Padahal, Makmur menjelaskan, jika tutupnya dipisah dan label kemasan dilepas, harga botolnya saja sudah menjadi Rp 4.000-an per kg. Harga botol juga bisa berbeda, misalnya yang berwarna putih atau biru. Tutupnya bahkan dihargai lebih dari Rp 5.000 per kg. ”Ini dari satu jenis saja. Kertas biasa dan kardus juga akan punya nilai lebih jika dipilah dengan baik,” ucapnya.
Yayasan Pabbata Ummi juga membuka jalan bagi pemulung untuk menjual langsung sampah yang sudah dipilah ke industri daur ulang. Pemulung yang memenuhi syarat dalam pemilahan sampah akan diberi kartu atau nomor registrasi yang menjadi akses ke industri.
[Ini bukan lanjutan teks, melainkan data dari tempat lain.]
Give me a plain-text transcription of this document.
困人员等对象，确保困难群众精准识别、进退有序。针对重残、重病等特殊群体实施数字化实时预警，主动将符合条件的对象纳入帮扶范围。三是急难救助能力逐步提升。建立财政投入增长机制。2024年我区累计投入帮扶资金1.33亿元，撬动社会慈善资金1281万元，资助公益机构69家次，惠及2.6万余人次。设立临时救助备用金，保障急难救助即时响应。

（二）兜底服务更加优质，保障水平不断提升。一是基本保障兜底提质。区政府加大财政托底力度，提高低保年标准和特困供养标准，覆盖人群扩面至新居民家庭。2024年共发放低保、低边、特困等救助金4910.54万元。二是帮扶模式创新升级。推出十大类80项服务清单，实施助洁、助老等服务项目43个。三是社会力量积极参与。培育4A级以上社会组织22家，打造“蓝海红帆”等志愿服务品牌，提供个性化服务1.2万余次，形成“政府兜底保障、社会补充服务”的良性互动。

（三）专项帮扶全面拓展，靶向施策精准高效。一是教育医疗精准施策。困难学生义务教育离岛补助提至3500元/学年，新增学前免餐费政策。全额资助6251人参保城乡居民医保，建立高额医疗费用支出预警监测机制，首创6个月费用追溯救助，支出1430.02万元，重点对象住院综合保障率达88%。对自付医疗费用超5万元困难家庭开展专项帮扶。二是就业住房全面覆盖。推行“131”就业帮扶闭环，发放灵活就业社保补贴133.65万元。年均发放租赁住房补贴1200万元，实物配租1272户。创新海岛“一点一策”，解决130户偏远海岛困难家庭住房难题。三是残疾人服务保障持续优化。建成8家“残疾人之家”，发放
Pemulung, terutama remaja dan perempuan, juga diberi pelatihan untuk mengasah berbagai keterampilan, misalnya mengolah limbah menjadi kerajinan hingga pelatihan membuat kue. Yayasan bekerja sama dengan berbagai tempat pelatihan atau lembaga lain yang kompeten untuk keperluan itu. Harapannya, lagi-lagi membuat sampah lebih punya nilai.
Di Makassar, banyak warga atau kelompok yang membuat kerajinan berbahan sampah. Ada kelompok pemulung, bank sampah, perkumpulan arisan, hingga majelis taklim. Lampu hias, hiasan dinding, bunga, hingga tas belanja adalah sebagian kreasi yang dibuat dari sampah plastik ataupun kertas.
Di kalangan pemulung dan pengepul, Makmur dan Yayasan Pabbata Ummi yang dipimpinnya terbilang cukup berhasil melakukan pendampingan dan pemberdayaan. Banyak pemulung yang naik tingkat menjadi pengepul. Anak-anak mereka pun tak sekadar tamat SMA, tapi banyak pula yang meneruskan pendidikan hingga bangku kuliah.
Bagi Adi, Makmur, serta pengelola dan nasabah bank sampah yang tersebar di Makassar, usaha yang mereka lakukan tak sekadar perihal memperlakukan dan mereduksi sampah. Namun, mereka juga turut mengangkat harkat sampah menjadi sesuatu yang bernilai.